International aid has been a cornerstone of US foreign policy since the end of the Second World War. With Europe and much of the world in shambles from the fighting, the United States was one of the few great powers left standing that had the resources to rebuild these fractured societies. Through the Truman Doctrine and the Marshall Plan, we were able to restore those countries that could not pick themselves up. However, this system suffers from several deficiencies in the developing world, such as corruption and perpetuating a broken system.

Sadly, aid sometimes goes to states mainly based on their priority to national interests. This is true for the United States, China, and other wealthy countries. For the United States, the top recipients of foreign aid go to Israel, Egypt, Jordan, Afghanistan, and Kenya mainly because these countries are critical in the Global War on Terror (GWOT) and for trade. Israel, for example, is at the top of the list at $3.1 billion and much of that aid goes to supporting the country’s defense programs from its regional adversaries. Now the US does not solely give aid to countries critical in the GWOT. Uganda, which is among the poorest of the poor, received $436.4 million in 2018 in order to foster “the ideals of a multi-party democratic system and help fight the spread of deadly diseases that threaten to devastate local communities.” In the list provided by the Borgen Project, a few of the top countries we give aid to are plagued with corruption and no amount of aid will ever change that. Afghanistan is among the most corrupt regimes in the world as government officials pocket funding meant for resources and abuse the population.

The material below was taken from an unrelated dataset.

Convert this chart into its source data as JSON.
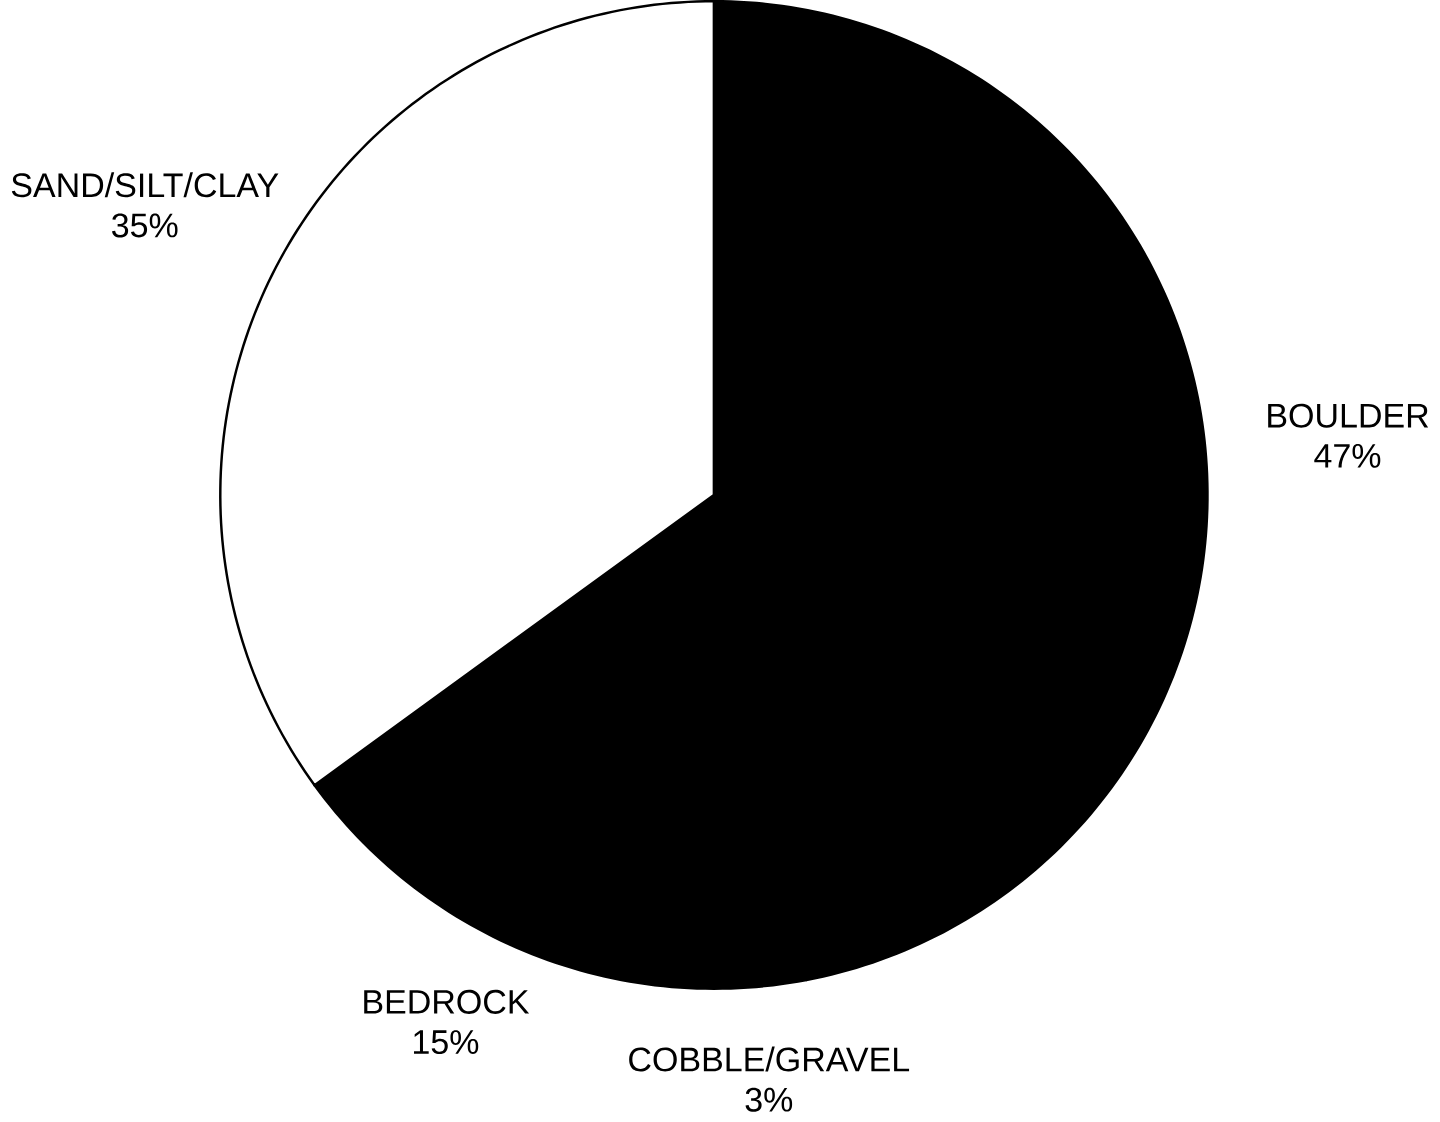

Furthermore, international aid may not actually help recipients in getting out of their predicament. According to the Adam Smith Institute, “Foreign aid risks making Third World countries dependent on handouts by prioritising ‘short-term and immediate results’ instead of “lasting change.’” Among the most common forms of international aid used in the developing world are loans. Predictably, these loans make the situation in the recipient country unbearable because that economy is taking on more debt that they are unable to pay off and prolonging their time in extreme poverty. While aid is a noble idea, the policies that are implemented are unable to truly lift struggling countries out of the hole. U.S. foreign aid policy should instead replace monetary aid with either physical aid (medicine, technology, education supplies) or greater access to information (training, internet service) to allow these countries to rise above poverty.

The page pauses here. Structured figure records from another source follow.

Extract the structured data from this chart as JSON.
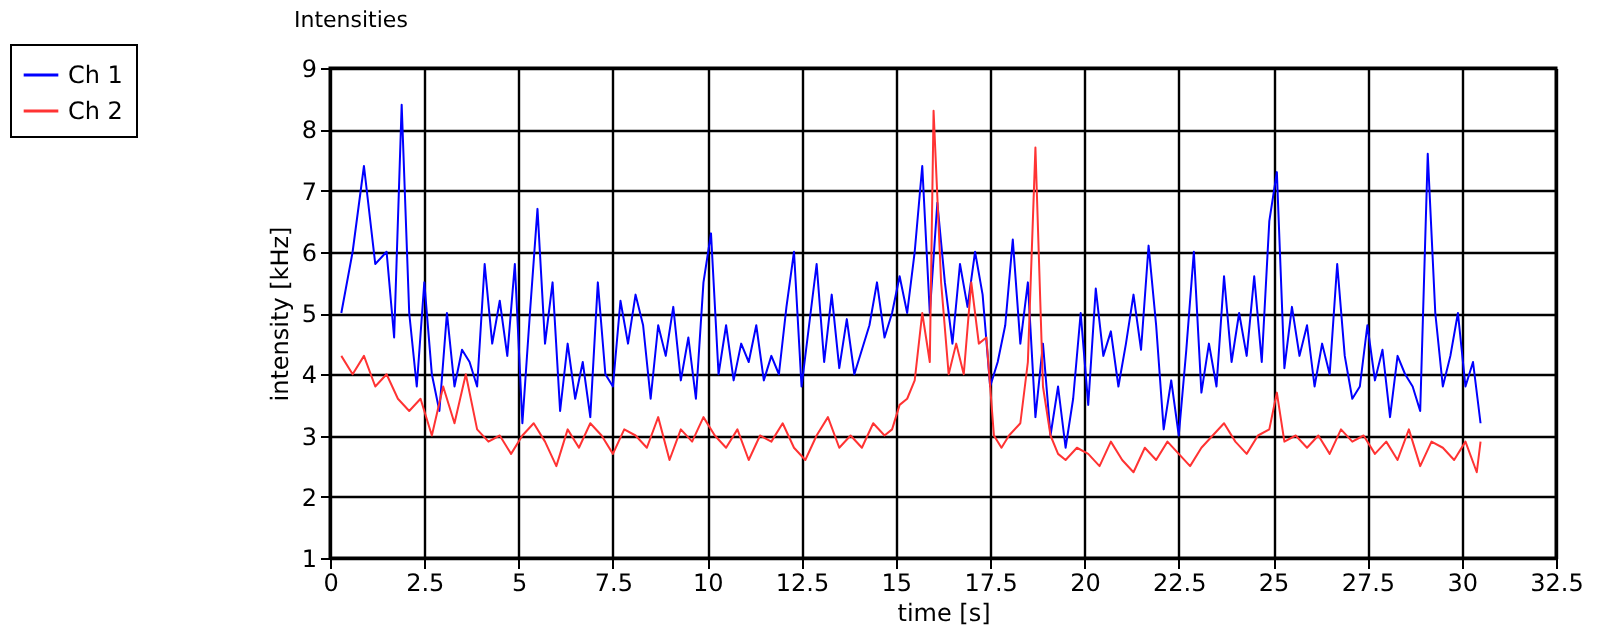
{
  "chart_data": {
    "type": "line",
    "title": "Intensities",
    "xlabel": "time [s]",
    "ylabel": "intensity [kHz]",
    "xlim": [
      0,
      32.5
    ],
    "xticks": [
      0,
      2.5,
      5,
      7.5,
      10,
      12.5,
      15,
      17.5,
      20,
      22.5,
      25,
      27.5,
      30,
      32.5
    ],
    "ylim": [
      1,
      9
    ],
    "yticks": [
      1,
      2,
      3,
      4,
      5,
      6,
      7,
      8,
      9
    ],
    "grid": true,
    "legend": "top left",
    "marker": "none",
    "line_style": "solid",
    "series": [
      {
        "name": "Ch 1",
        "color": "#0000ff",
        "x": [
          0.3,
          0.6,
          0.9,
          1.2,
          1.5,
          1.7,
          1.9,
          2.1,
          2.3,
          2.5,
          2.7,
          2.9,
          3.1,
          3.3,
          3.5,
          3.7,
          3.9,
          4.1,
          4.3,
          4.5,
          4.7,
          4.9,
          5.1,
          5.3,
          5.5,
          5.7,
          5.9,
          6.1,
          6.3,
          6.5,
          6.7,
          6.9,
          7.1,
          7.3,
          7.5,
          7.7,
          7.9,
          8.1,
          8.3,
          8.5,
          8.7,
          8.9,
          9.1,
          9.3,
          9.5,
          9.7,
          9.9,
          10.1,
          10.3,
          10.5,
          10.7,
          10.9,
          11.1,
          11.3,
          11.5,
          11.7,
          11.9,
          12.1,
          12.3,
          12.5,
          12.7,
          12.9,
          13.1,
          13.3,
          13.5,
          13.7,
          13.9,
          14.1,
          14.3,
          14.5,
          14.7,
          14.9,
          15.1,
          15.3,
          15.5,
          15.7,
          15.9,
          16.1,
          16.3,
          16.5,
          16.7,
          16.9,
          17.1,
          17.3,
          17.5,
          17.7,
          17.9,
          18.1,
          18.3,
          18.5,
          18.7,
          18.9,
          19.1,
          19.3,
          19.5,
          19.7,
          19.9,
          20.1,
          20.3,
          20.5,
          20.7,
          20.9,
          21.1,
          21.3,
          21.5,
          21.7,
          21.9,
          22.1,
          22.3,
          22.5,
          22.7,
          22.9,
          23.1,
          23.3,
          23.5,
          23.7,
          23.9,
          24.1,
          24.3,
          24.5,
          24.7,
          24.9,
          25.1,
          25.3,
          25.5,
          25.7,
          25.9,
          26.1,
          26.3,
          26.5,
          26.7,
          26.9,
          27.1,
          27.3,
          27.5,
          27.7,
          27.9,
          28.1,
          28.3,
          28.5,
          28.7,
          28.9,
          29.1,
          29.3,
          29.5,
          29.7,
          29.9,
          30.1,
          30.3,
          30.5
        ],
        "values": [
          5.0,
          6.0,
          7.4,
          5.8,
          6.0,
          4.6,
          8.4,
          5.0,
          3.8,
          5.5,
          4.0,
          3.4,
          5.0,
          3.8,
          4.4,
          4.2,
          3.8,
          5.8,
          4.5,
          5.2,
          4.3,
          5.8,
          3.2,
          5.0,
          6.7,
          4.5,
          5.5,
          3.4,
          4.5,
          3.6,
          4.2,
          3.3,
          5.5,
          4.0,
          3.8,
          5.2,
          4.5,
          5.3,
          4.8,
          3.6,
          4.8,
          4.3,
          5.1,
          3.9,
          4.6,
          3.6,
          5.5,
          6.3,
          4.0,
          4.8,
          3.9,
          4.5,
          4.2,
          4.8,
          3.9,
          4.3,
          4.0,
          5.1,
          6.0,
          3.8,
          4.8,
          5.8,
          4.2,
          5.3,
          4.1,
          4.9,
          4.0,
          4.4,
          4.8,
          5.5,
          4.6,
          5.0,
          5.6,
          5.0,
          6.0,
          7.4,
          5.0,
          6.8,
          5.5,
          4.5,
          5.8,
          5.1,
          6.0,
          5.3,
          3.8,
          4.2,
          4.8,
          6.2,
          4.5,
          5.5,
          3.3,
          4.5,
          3.0,
          3.8,
          2.8,
          3.6,
          5.0,
          3.5,
          5.4,
          4.3,
          4.7,
          3.8,
          4.5,
          5.3,
          4.4,
          6.1,
          4.8,
          3.1,
          3.9,
          3.0,
          4.4,
          6.0,
          3.7,
          4.5,
          3.8,
          5.6,
          4.2,
          5.0,
          4.3,
          5.6,
          4.2,
          6.5,
          7.3,
          4.1,
          5.1,
          4.3,
          4.8,
          3.8,
          4.5,
          4.0,
          5.8,
          4.3,
          3.6,
          3.8,
          4.8,
          3.9,
          4.4,
          3.3,
          4.3,
          4.0,
          3.8,
          3.4,
          7.6,
          5.0,
          3.8,
          4.3,
          5.0,
          3.8,
          4.2,
          3.2
        ]
      },
      {
        "name": "Ch 2",
        "color": "#ff3333",
        "x": [
          0.3,
          0.6,
          0.9,
          1.2,
          1.5,
          1.8,
          2.1,
          2.4,
          2.7,
          3.0,
          3.3,
          3.6,
          3.9,
          4.2,
          4.5,
          4.8,
          5.1,
          5.4,
          5.7,
          6.0,
          6.3,
          6.6,
          6.9,
          7.2,
          7.5,
          7.8,
          8.1,
          8.4,
          8.7,
          9.0,
          9.3,
          9.6,
          9.9,
          10.2,
          10.5,
          10.8,
          11.1,
          11.4,
          11.7,
          12.0,
          12.3,
          12.6,
          12.9,
          13.2,
          13.5,
          13.8,
          14.1,
          14.4,
          14.7,
          14.9,
          15.1,
          15.3,
          15.5,
          15.7,
          15.9,
          16.0,
          16.2,
          16.4,
          16.6,
          16.8,
          17.0,
          17.2,
          17.4,
          17.6,
          17.8,
          18.0,
          18.3,
          18.5,
          18.7,
          18.9,
          19.1,
          19.3,
          19.5,
          19.8,
          20.1,
          20.4,
          20.7,
          21.0,
          21.3,
          21.6,
          21.9,
          22.2,
          22.5,
          22.8,
          23.1,
          23.4,
          23.7,
          24.0,
          24.3,
          24.6,
          24.9,
          25.1,
          25.3,
          25.6,
          25.9,
          26.2,
          26.5,
          26.8,
          27.1,
          27.4,
          27.7,
          28.0,
          28.3,
          28.6,
          28.9,
          29.2,
          29.5,
          29.8,
          30.1,
          30.4,
          30.5
        ],
        "values": [
          4.3,
          4.0,
          4.3,
          3.8,
          4.0,
          3.6,
          3.4,
          3.6,
          3.0,
          3.8,
          3.2,
          4.0,
          3.1,
          2.9,
          3.0,
          2.7,
          3.0,
          3.2,
          2.9,
          2.5,
          3.1,
          2.8,
          3.2,
          3.0,
          2.7,
          3.1,
          3.0,
          2.8,
          3.3,
          2.6,
          3.1,
          2.9,
          3.3,
          3.0,
          2.8,
          3.1,
          2.6,
          3.0,
          2.9,
          3.2,
          2.8,
          2.6,
          3.0,
          3.3,
          2.8,
          3.0,
          2.8,
          3.2,
          3.0,
          3.1,
          3.5,
          3.6,
          3.9,
          5.0,
          4.2,
          8.3,
          5.5,
          4.0,
          4.5,
          4.0,
          5.5,
          4.5,
          4.6,
          3.0,
          2.8,
          3.0,
          3.2,
          4.2,
          7.7,
          3.8,
          3.0,
          2.7,
          2.6,
          2.8,
          2.7,
          2.5,
          2.9,
          2.6,
          2.4,
          2.8,
          2.6,
          2.9,
          2.7,
          2.5,
          2.8,
          3.0,
          3.2,
          2.9,
          2.7,
          3.0,
          3.1,
          3.7,
          2.9,
          3.0,
          2.8,
          3.0,
          2.7,
          3.1,
          2.9,
          3.0,
          2.7,
          2.9,
          2.6,
          3.1,
          2.5,
          2.9,
          2.8,
          2.6,
          2.9,
          2.4,
          2.9
        ]
      }
    ]
  }
}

While the United States must maintain its military strength to deter any and all threats, the country’s recent attempts at overthrowing foreign regimes with hard power has proven to be a resounding dud. However, the move towards isolationism and protectionism in the GOP is likewise unsustainable. To preserve the US hegemony and to advance global development, the country’s foreign policy must focus on building up other global societies and fostering healthy partnerships through trade and sustainable international aid that lifts impoverished states up instead of keeping them down. For the GOP in the post Trump era must return to supporting US involvement in world affairs. However, our involvement must not be solely confined to advancing our own national self-interest, but also advancing the interests of the global community.